Sorry, you need to enable JavaScript to visit this website.
Article Image Alt Text

Daily Record file photo

SMCISD enacts new safety measures

School district issues two week moratorium on campus visitors
Monday, August 22, 2022

The first day of school is often chaos, the good kind. Parents escort their littlest ones onto campus; old friends reunite; teachers offer students a warm welcome.

San Marcos Consolidated ISD, in the wake of a recent Texas tragedy, is taking a different approach.

SMCISD will not allow visitors on campus for two weeks at the start of the fall semester to allow time for students, staff, and teachers to familiarize themselves with school safety protocols.

“As much as we want parents to be able to walk their students down the hallway that first day of school, we want to reiterate our safety practices to our students and remind them about the protocols we have in place,” said Andrew Fernandez, San Marcos CISD Chief of Communications.

Fernandez stressed that the district does not intend to exclude parents through its latest visitors policy.

“We want their involvement, but we need to get our students back in the process of regular school and reiterating our safety protocols,” he said.

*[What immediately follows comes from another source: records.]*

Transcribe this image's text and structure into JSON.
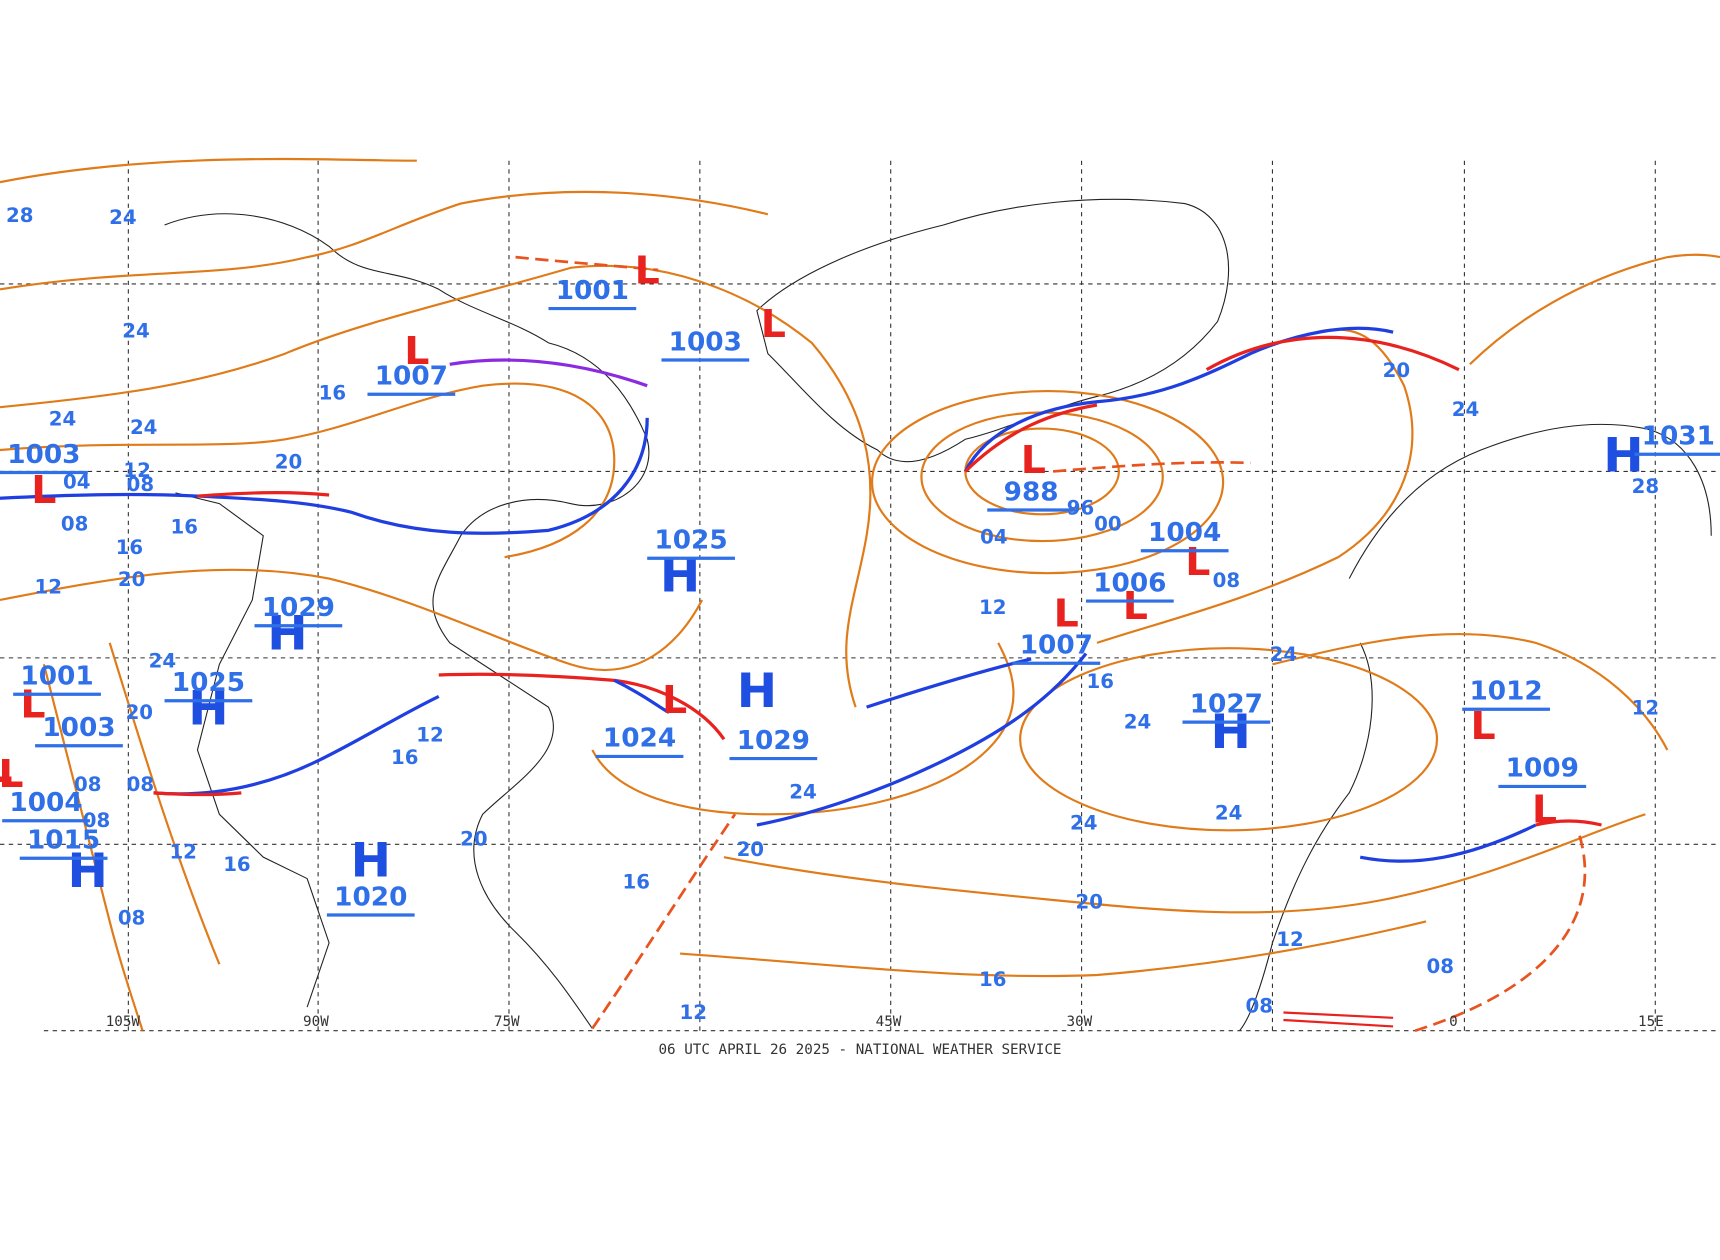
{
  "map": {
    "caption": "06 UTC APRIL 26 2025 - NATIONAL WEATHER SERVICE",
    "longitudes": [
      "105W",
      "90W",
      "75W",
      "45W",
      "30W",
      "0",
      "15E"
    ],
    "lows": [
      {
        "symbol": "L",
        "pressure": "1001"
      },
      {
        "symbol": "L",
        "pressure": "1003"
      },
      {
        "symbol": "L",
        "pressure": "1007"
      },
      {
        "symbol": "L",
        "pressure": "1003"
      },
      {
        "symbol": "L",
        "pressure": "988"
      },
      {
        "symbol": "L",
        "pressure": "1004"
      },
      {
        "symbol": "L",
        "pressure": "1006"
      },
      {
        "symbol": "L",
        "pressure": "1007"
      },
      {
        "symbol": "L",
        "pressure": "1024"
      },
      {
        "symbol": "L",
        "pressure": "1001"
      },
      {
        "symbol": "L",
        "pressure": "1003"
      },
      {
        "symbol": "L",
        "pressure": "1004"
      },
      {
        "symbol": "L",
        "pressure": "1012"
      },
      {
        "symbol": "L",
        "pressure": "1009"
      }
    ],
    "highs": [
      {
        "symbol": "H",
        "pressure": "1025"
      },
      {
        "symbol": "H",
        "pressure": "1029"
      },
      {
        "symbol": "H",
        "pressure": "1025"
      },
      {
        "symbol": "H",
        "pressure": "1029"
      },
      {
        "symbol": "H",
        "pressure": "1027"
      },
      {
        "symbol": "H",
        "pressure": "1020"
      },
      {
        "symbol": "H",
        "pressure": "1015"
      },
      {
        "symbol": "H",
        "pressure": "1031"
      }
    ],
    "isobar_labels": [
      "28",
      "24",
      "24",
      "24",
      "24",
      "16",
      "20",
      "12",
      "08",
      "04",
      "08",
      "16",
      "16",
      "12",
      "20",
      "24",
      "20",
      "12",
      "16",
      "08",
      "08",
      "08",
      "12",
      "16",
      "20",
      "08",
      "16",
      "20",
      "24",
      "12",
      "04",
      "96",
      "00",
      "08",
      "16",
      "24",
      "24",
      "24",
      "24",
      "20",
      "16",
      "12",
      "08",
      "08",
      "12",
      "12",
      "20",
      "24",
      "28"
    ]
  }
}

San Marcos CISD staff have taken new measures heading into the 2022-23 school year to ensure student safety. The measures include completing an exterior door audit on all 26 campuses and hiring two new safety coordinators to assist the district Chief of Safety and Security.

The school district also implemented a brand-new text message notification system to alert faculty when exterior doors are open “so they can go down there as quickly as possible and make sure it’s secured,” said Fernandez.

Other safety protocols include reunification training.

Last month, the Hays County Standard Response Protocol Task Force held a two-day reunification training at San Marcos High School taught by the I Love You Guys Foundation.

I Love You Guys teaches the Standard Reunification Method, a strategy based on five actions — hold, secure, lockdown, evacuate, and shelter.

According to their website, the foundation has taught crisis response and post-crisis reunification strategies to 30,000 schools nationwide.

Fernandez summarized the reunification process San Marcos CISD will follow in a lockdown situation.

“Instead of having families go to campus to reunite with their child, we would move those students and teachers and staff to a different location where the reunification takes place,” Fernandez said.

Through reunification training, campus staff ask themselves questions such as “do you have your class roster? Where would you locate? Where would you put the parents to wait for the students to arrive? Where are the students going to be?” Fernandez added. “(Reunification training is) just thinking about all those things so that it becomes muscle memory.”

Ensuring student safety has become a top priority for schools across the nation following the news of a devastating mass shooting in Uvalde.

On Tuesday, May 24, 18-year-old Salvador Ramos opened fire inside a classroom at Robb Elementary School, killing 19 children and two teachers.

News of one of the deadliest mass shootings in U.S. history quickly spread, spurring action from government officials. In Texas, Gov. Greg Abbott recently announced the approval of $105.5 million for school safety and mental health programs, according to a June 28 press release.

“The State of Texas is acting swiftly to ensure our schools are secure and that children, teachers, and families across Texas have the support and resources they need to be safe as we work to prevent future tragedies like the heinous crime committed in Uvalde,” Abbott said. “Our communities — urban and rural — are stronger when Texans are safe and healthy, and I thank my partners in the legislature for quickly addressing the need to expand critical mental health and school safety initiatives in the Lone Star State.”

On June 30, the Texas Education Agency in coordination with the Texas School Safety Center (TxSSC) released directives requiring local education agencies (LEAS) to complete the following:

•Conduct a Summer Targeted Partial Safety Audit and an Exterior Door Safety Audit;

•Ensure the training of threat assessment team members;

•Conduct exterior door sweeps (ensuring doors are closed and locked) at least once a week;

•Review their Multi-Hazard Emergency Operations Plan;

•Ensure campus staff are trained in campus safety procedures, and

•Schedule all mandatory drills for the school year.

While state education agencies have released their guidance publicly, San Marcos CISD will not be taking the same approach.

“We truly can’t always advertise everything we’re doing from a safety standpoint, because we need to keep it confidential and keep our safety plan in-house so that it doesn’t get out to those that don’t need it,” said Fernandez. “We don’t want our safety plan to be used against us.”

Fernandez advises parents to speak up (if they see something, say something) and not to hesitate to contact the school district with any questions or concerns over student safety.

“We are here to support you as a parent. We are here to support our students,” he said. “This is a two-way street.”